The scenes that make up the album of their lives follow, sometimes interestingly, at other times mundanely and yet others quite tiresomely. The 60th anniversary of their home brings the entire family together but tragedy strikes as Kalyani passes away suddenly. Her husband then recounts the turning points of their life to his grandchildren.
Despite Shraddha’s avowed aim to lure youngsters to watch mainstream theatre, the play seemed to be aimed at the above fifties with its heavy doses of nostalgia and pride, not so much about a city but a particular community.
The synchronised scene of a twin marriage seemed explicitly introduced to reinforce the feeling of belonging, and fondness for wedding rituals, which is part of the Indian psyche. And not because the plot specifically or even remotely needed this embellishing.
The title appeared to be a peg to hang the usual family drama so beloved of mainstream playwrights, with references now and then to the political scene and a few other changes in the city. These were comments made by the actors or read out from newspapers and were not deeply integrated into the body of the work or the lives of the protagonists.
The photographer Raghuraman, who becomes a vegetable owing to violence during the anti-Hindi agitation, was an exception.
One saw much of the changing face of a family but it was nothing extraordinary. The positive stroke here was the woman coming into her own. She was depicted as heading the household with grace taking intelligent decisions and being given her due by her liberated husband.
About the cast
While Kathadi Ramamurthy did a good job as the husband, Shylaja was brilliant in the role of the wise wife, sister-in-law and mother.

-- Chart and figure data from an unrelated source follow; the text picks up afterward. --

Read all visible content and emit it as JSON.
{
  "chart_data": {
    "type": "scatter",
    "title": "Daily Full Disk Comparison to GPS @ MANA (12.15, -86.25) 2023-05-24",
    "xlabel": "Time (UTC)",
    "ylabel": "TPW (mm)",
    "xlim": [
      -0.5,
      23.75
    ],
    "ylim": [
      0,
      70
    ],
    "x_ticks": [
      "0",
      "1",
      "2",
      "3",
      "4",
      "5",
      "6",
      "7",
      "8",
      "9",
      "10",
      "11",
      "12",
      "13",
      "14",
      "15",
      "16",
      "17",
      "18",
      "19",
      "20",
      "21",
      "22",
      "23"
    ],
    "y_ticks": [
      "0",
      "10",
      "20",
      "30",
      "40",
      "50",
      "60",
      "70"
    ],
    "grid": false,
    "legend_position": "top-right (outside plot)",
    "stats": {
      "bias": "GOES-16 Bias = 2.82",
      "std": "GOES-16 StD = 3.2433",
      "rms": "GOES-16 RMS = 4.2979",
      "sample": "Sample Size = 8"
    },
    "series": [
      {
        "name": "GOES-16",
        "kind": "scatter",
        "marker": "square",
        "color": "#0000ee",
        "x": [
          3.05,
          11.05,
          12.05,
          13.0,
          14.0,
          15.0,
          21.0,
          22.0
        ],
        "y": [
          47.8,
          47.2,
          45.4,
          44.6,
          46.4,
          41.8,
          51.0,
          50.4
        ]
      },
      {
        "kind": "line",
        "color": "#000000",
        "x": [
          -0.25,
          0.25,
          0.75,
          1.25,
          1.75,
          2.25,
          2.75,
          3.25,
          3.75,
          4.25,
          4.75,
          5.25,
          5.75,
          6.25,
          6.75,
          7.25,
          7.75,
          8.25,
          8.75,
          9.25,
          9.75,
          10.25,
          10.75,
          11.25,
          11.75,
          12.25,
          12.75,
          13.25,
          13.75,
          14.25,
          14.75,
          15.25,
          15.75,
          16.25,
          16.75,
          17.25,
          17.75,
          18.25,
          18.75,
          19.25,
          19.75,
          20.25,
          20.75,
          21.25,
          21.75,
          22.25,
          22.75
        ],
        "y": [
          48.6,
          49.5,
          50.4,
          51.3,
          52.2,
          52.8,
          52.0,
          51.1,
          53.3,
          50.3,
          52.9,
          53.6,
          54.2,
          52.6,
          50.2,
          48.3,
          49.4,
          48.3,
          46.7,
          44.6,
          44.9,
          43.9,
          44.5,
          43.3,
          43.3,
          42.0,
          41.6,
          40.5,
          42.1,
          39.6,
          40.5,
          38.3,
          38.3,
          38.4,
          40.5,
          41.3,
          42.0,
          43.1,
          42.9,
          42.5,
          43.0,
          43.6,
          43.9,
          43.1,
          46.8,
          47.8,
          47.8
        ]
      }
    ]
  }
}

The scene where she is felled suddenly was very well executed, the gestures, words and the fall excellently replicated in the replay at the end. She literally lit up the stage with her presence and delivered the lines with perfect intonation.
Her daughter (Mridula) who played the younger Kalyani put in a charming performance while the sons and attractive daughter and daughter-in-law lent creditable support as did Swami Ganesan as the young Srinivasan.
While all the grandchildren led by Deepti Ravi scored, the little one (Ritvika), who came out with words such as “source” and “expelled,” was as cute as a button. The stock figure of the neighbour Vadivelu was played by Bombay Kumar. Given more space than needed, he got a bit annoying.
Then there was also the quite unnecessary character of the uncle of Srinivasan, who suddenly rebels and then returns home years later led in by a policewoman.
Prema Sadasivam made an avoidable entrance in an ill-fitting uniform – one could only gape at the reference to Kiran Bedi. Sivaji Chuturvedi put in his mandatory brief appearance as a CBI officer while Gireesh proved his mettle in the wheelchair.
Both background music (Shivashankar) and lights (“Artistic” Ravi) scored. But the selection of songs was predictable.
The sets (Vijayakumar of Usha Stage) of the house with the pillars, old pictures and the swing that was lowered at the appropriate moment gave the period feel but a glitch was the cradle lowered too early.
Churchill’s words were employed to critique the corruption but one expected more from a playwright like Chanakya – to come up with his own take on the innards of a city and the country’s polity. It was always the skin, never the flesh of the city that came for scrutiny and references were mainly to the political scene. And there was an overdose of the flashback mode.
In concentrating on the usual family drama albeit presented attractively, Chanakya let go a golden opportunity to harness his directorial reins to a new and exciting theme. The dialogue was well fashioned, but ‘Madras to Chennai’ was merely old wine in a well crafted new bottle.